Inoltre, per il rinnovo della delegazione italiana al parlamento europeo si voterà con un sistema elettorale proporzionale, e questo sollecita ciascun partito a sfidare gli altri, avversari o alleati che siano. Succede nella coalizione di destra composta da Forza Italia (FI), Lega e Fratelli d’Italia (FdI). Dietro un’apparente concordia, l’asse tra FdI e Lega è da tempo indebolito da una concorrenza serrata, alimentata dalla crisi di consenso e di leadership della Lega e dal contemporaneo e impetuoso rafforzamento elettorale di FdI. Il quotidiano la Repubblica ha riassunto con toni piuttosto coloriti il rapporto che corre tra i leader delle due formazioni, la presidente del consiglio Giorgia Meloni (FdI) e il suo vice Matteo Salvini (Lega): “Lei vede Von der Leyen a Roma, lui strilla in tv che Ursula è ‘la rovina dell’Europa’. Lei da brava nipotina vola a Washington per farsi baciare sulla fronte da nonno Biden, lui da perfetto sfasciacarrozze fa i complimenti a Trump per i successi nel Super Tuesday”. Ma, in effetti, è da tempo che i due, seppure alleati, coltivano strategie diverse. Anche in prospettiva europea.
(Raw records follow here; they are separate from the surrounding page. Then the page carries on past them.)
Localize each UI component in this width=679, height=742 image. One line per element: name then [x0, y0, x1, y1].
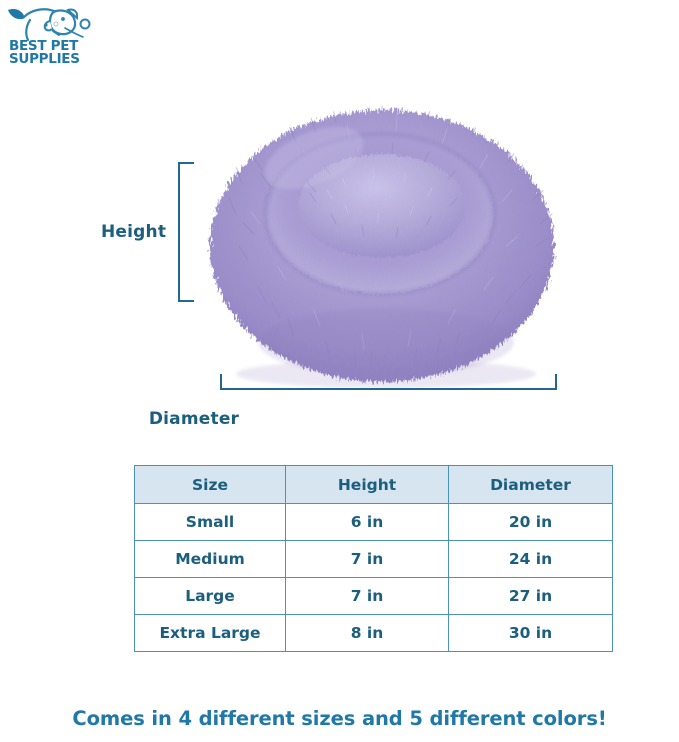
table-header-row: Size Height Diameter — [135, 466, 613, 504]
height-dimension-bracket — [178, 162, 194, 302]
cell-diameter: 30 in — [449, 615, 613, 652]
cell-size: Small — [135, 504, 286, 541]
table-row: Large 7 in 27 in — [135, 578, 613, 615]
column-header-diameter: Diameter — [449, 466, 613, 504]
table-row: Small 6 in 20 in — [135, 504, 613, 541]
size-chart-table: Size Height Diameter Small 6 in 20 in Me… — [134, 465, 613, 652]
cell-size: Extra Large — [135, 615, 286, 652]
diameter-dimension-label: Diameter — [0, 409, 679, 429]
height-dimension-label: Height — [101, 222, 166, 242]
cell-size: Large — [135, 578, 286, 615]
brand-name-line2: SUPPLIES — [9, 53, 105, 66]
lavender-donut-pet-bed-photo — [196, 74, 568, 394]
cell-diameter: 24 in — [449, 541, 613, 578]
column-header-height: Height — [286, 466, 449, 504]
diameter-dimension-label-text: Diameter — [149, 409, 239, 429]
cell-height: 6 in — [286, 504, 449, 541]
table-row: Medium 7 in 24 in — [135, 541, 613, 578]
brand-logo: BEST PET SUPPLIES — [6, 4, 106, 76]
tagline-text: Comes in 4 different sizes and 5 differe… — [0, 707, 679, 730]
cell-height: 7 in — [286, 541, 449, 578]
cell-diameter: 20 in — [449, 504, 613, 541]
cell-diameter: 27 in — [449, 578, 613, 615]
cell-size: Medium — [135, 541, 286, 578]
column-header-size: Size — [135, 466, 286, 504]
brand-wordmark: BEST PET SUPPLIES — [9, 40, 105, 66]
cell-height: 8 in — [286, 615, 449, 652]
cell-height: 7 in — [286, 578, 449, 615]
table-row: Extra Large 8 in 30 in — [135, 615, 613, 652]
diameter-dimension-bracket — [220, 374, 557, 390]
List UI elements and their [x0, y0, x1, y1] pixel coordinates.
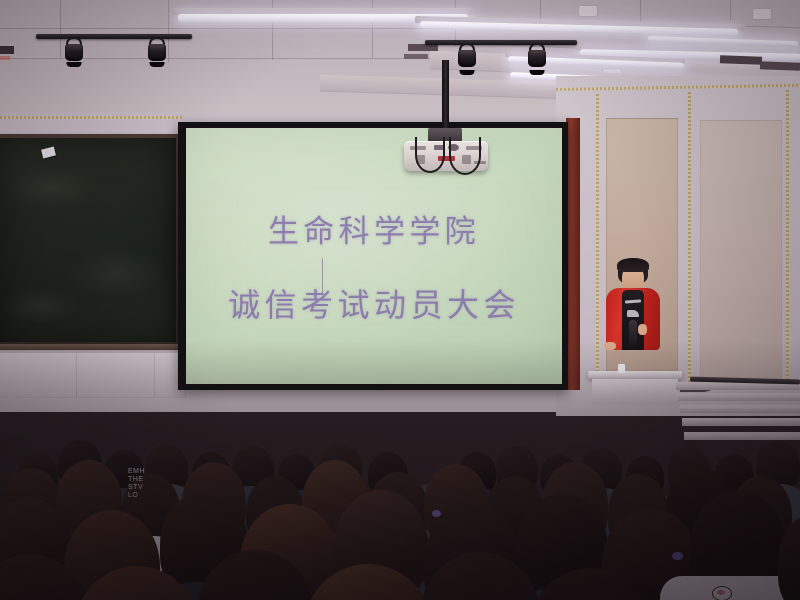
presenter-hand — [638, 324, 647, 335]
projector-drop-pole — [442, 60, 449, 138]
projector-cable — [415, 137, 445, 173]
blackboard — [0, 138, 176, 342]
fluorescent-tube — [648, 36, 798, 46]
slide-line-1: 生命科学学院 — [186, 206, 562, 251]
audience-head — [778, 516, 800, 600]
slide-line-2: 诚信考试动员大会 — [186, 280, 562, 326]
audience-head — [528, 568, 652, 600]
audience-head — [420, 552, 540, 600]
shirt-graphic — [627, 310, 639, 317]
hair-tie — [672, 552, 683, 560]
tee-graphic-text: EMH THE STV LO — [128, 468, 145, 500]
wall-trim — [0, 116, 182, 119]
track-spotlight — [525, 43, 549, 73]
lecture-hall-photo: 生命科学学院 诚信考试动员大会 — [0, 0, 800, 600]
track-spotlight — [145, 37, 169, 65]
track-spotlight — [455, 43, 479, 73]
track-spotlight — [62, 37, 86, 65]
tee-cartoon-print — [717, 590, 725, 595]
lighting-track-rail — [425, 40, 577, 45]
ceiling-diffuser — [578, 5, 598, 17]
audience: E VCOL — [0, 340, 800, 600]
audience-head — [196, 550, 314, 600]
projector-cable — [449, 137, 481, 175]
ceiling-diffuser — [752, 8, 772, 20]
audience-head — [74, 566, 200, 600]
audience-head — [304, 564, 432, 600]
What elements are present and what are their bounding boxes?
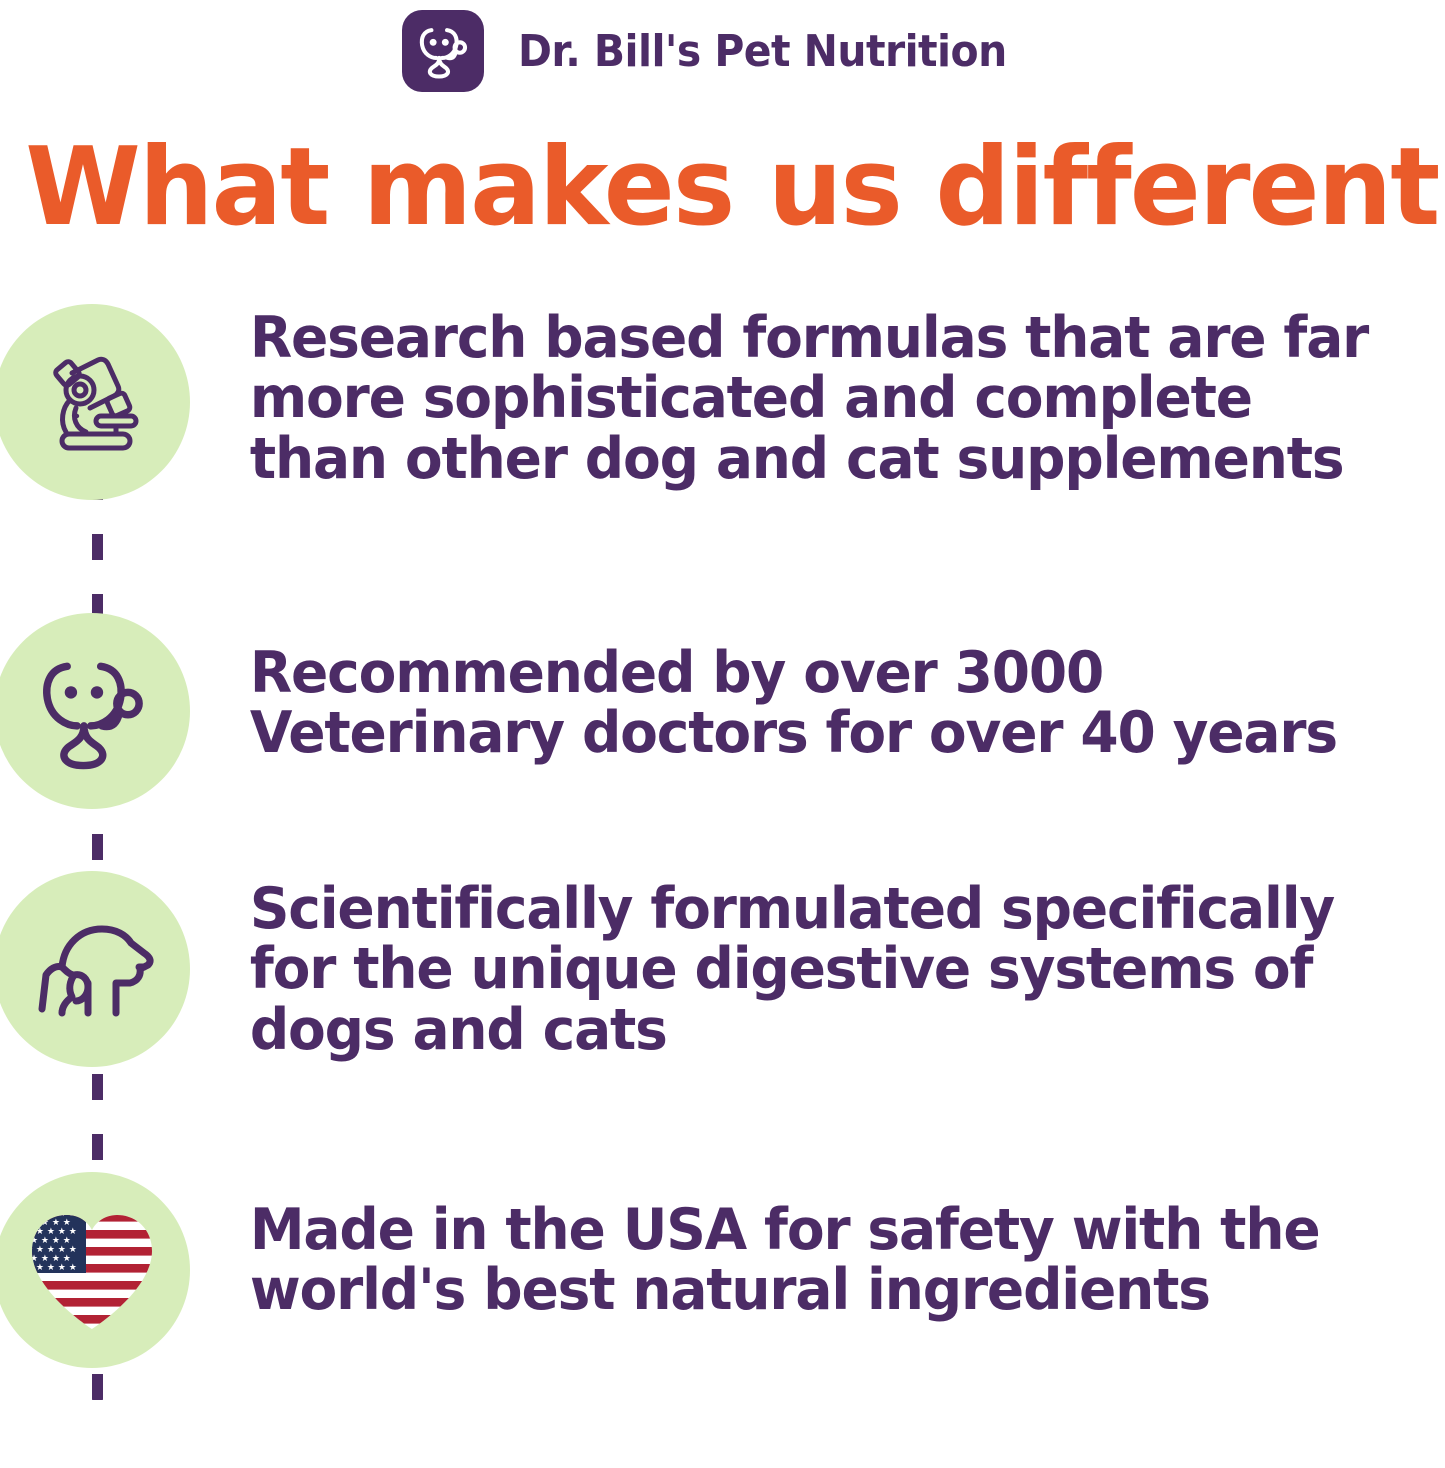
- list-item: Recommended by over 3000 Veterinary doct…: [0, 613, 1445, 809]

Meloni continua a parlare all’elettorato italiano esprimendo posizioni nazionaliste e di destra, ma quando varca i confini ormai preferisce mostrarsi moderata e usare toni istituzionali. Il cambio di atteggiamento è stato evidente soprattutto con l’assunzione di posizioni atlantiste sulla guerra in Ucraina, mentre Salvini da molti osservatori è ancora considerato vicino alla Russia di Vladimir Putin. Anche sul piano delle alleanze in Europa, Lega e FdI seguono strade diverse. Meloni coltiva infatti un rapporto con la presidente della commissione europea Ursula von der Leyen, ricandidata dal Partito popolare europeo (Ppe), nella speranza di conquistare una posizione di maggior influenza all’interno dell’Unione, o almeno di essere legittimata in Europa, nonostante il retaggio post-fascista dal quale ancora non si è liberata in Italia.

La Lega, invece, in Europa frequenta la destra radicale del gruppo Identità e democrazia, al quale appartengono tra gli altri il Rassemblement national della francese Marine Le Pen e i tedeschi di Alternative für Deutschland, contro i quali peraltro proprio von der Leyen si è scagliata nel discorso con cui ha chiesto l’investitura al Ppe.

Una situazione tutto sommato simile la si ritrova anche nel campo del centrosinistra, dove il Partito democratico e il Movimento 5 stelle (M5s) semplicemente non riescono a costruire le condizioni per un’alleanza stabile che vada oltre la forma del cartello elettorale. La ragione sta nella diversa ispirazione politica che li anima – democratica e liberale quella del Pd, schiettamente populista quella del M5s – e nel diverso radicamento dei rispettivi elettorati, con quello del M5s che pesca anche a destra, e rispetto agli Stati Uniti guarda al repubblicano Donald Trump più che al democratico Joe Biden.

In questo contesto, molti osservatori ritengono inevitabile un innalzamento dei toni polemici, anche e soprattutto tra alleati. Con la speranza che, mentre si discute di potere e di come il potere potrebbe riorganizzarsi in Italia in base all’esito delle elezioni europee, si cominci però a discutere anche di cosa farne di quel potere, e dunque di politica.

Questo articolo fa parte del progetto Voices of Europe 2024, che coinvolge 27 mezzi d’informazione in tutta Europa, coordinati da Voxeurop.